Tudur lived through the Wars of the Roses, in which his patrons (notably Rheinallt ap Gruffudd of Mold, also a patron of Lewys Glyn Cothi, and Dafydd Siencyn, a supporter of Jasper Tudor) mainly adhered to the Lancastrian party. As well as travelling throughout Wales as a poet, Tudur seems to have worked as a drover, grazier, and trader in wool. His fellow poet Guto'r Glyn chided him in humorous verse after he failed to assist Guto in a disastrous droving venture (he also gives a clue to Tudur's personal appearance, describing him as long-haired in comparison to Guto's own baldness).

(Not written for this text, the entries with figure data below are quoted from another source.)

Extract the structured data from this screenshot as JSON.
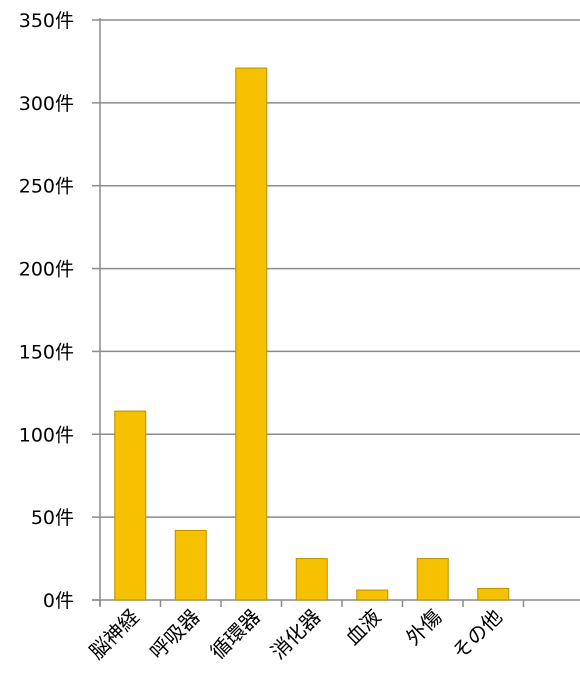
{
  "chart_data": {
    "type": "bar",
    "title": "",
    "xlabel": "",
    "ylabel": "",
    "categories": [
      "脳神経",
      "呼吸器",
      "循環器",
      "消化器",
      "血液",
      "外傷",
      "その他"
    ],
    "values": [
      114,
      42,
      321,
      25,
      6,
      25,
      7
    ],
    "ylim": [
      0,
      350
    ],
    "yticks": [
      0,
      50,
      100,
      150,
      200,
      250,
      300,
      350
    ],
    "ytick_labels": [
      "0件",
      "50件",
      "100件",
      "150件",
      "200件",
      "250件",
      "300件",
      "350件"
    ],
    "grid": true,
    "legend": "none",
    "colors": {
      "bar_fill": "#F5C100",
      "bar_stroke": "#B89000",
      "grid": "#8C8C8C",
      "axis": "#8C8C8C"
    }
  }
}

Tudur Penllyn's surviving poems illustrate a range of themes: poems in praise of noblemen who fought against the English; religious poems, including penitential poems and poems in praise of holy places; and meditations on life and suffering. However he would also take on humorous or amorous themes as the occasion arose: one cywydd attributed to him is written in alternate Welsh and English sections, and depicts the poet attempting to seduce an unwilling Englishwoman, exploiting their mutual incomprehension for comic effect.

Tudur was married to Gwerful Fychan (Gwerful ferch Ieuan Fychan ap Ieuan ap Hywel y Gadair ap Gruffudd ap Madog ap Rhirid Flaidd, not be confused with Gwerful Mechain), who was herself a poet. Their son, Ieuan ap Tudur Penllyn, also became a poet.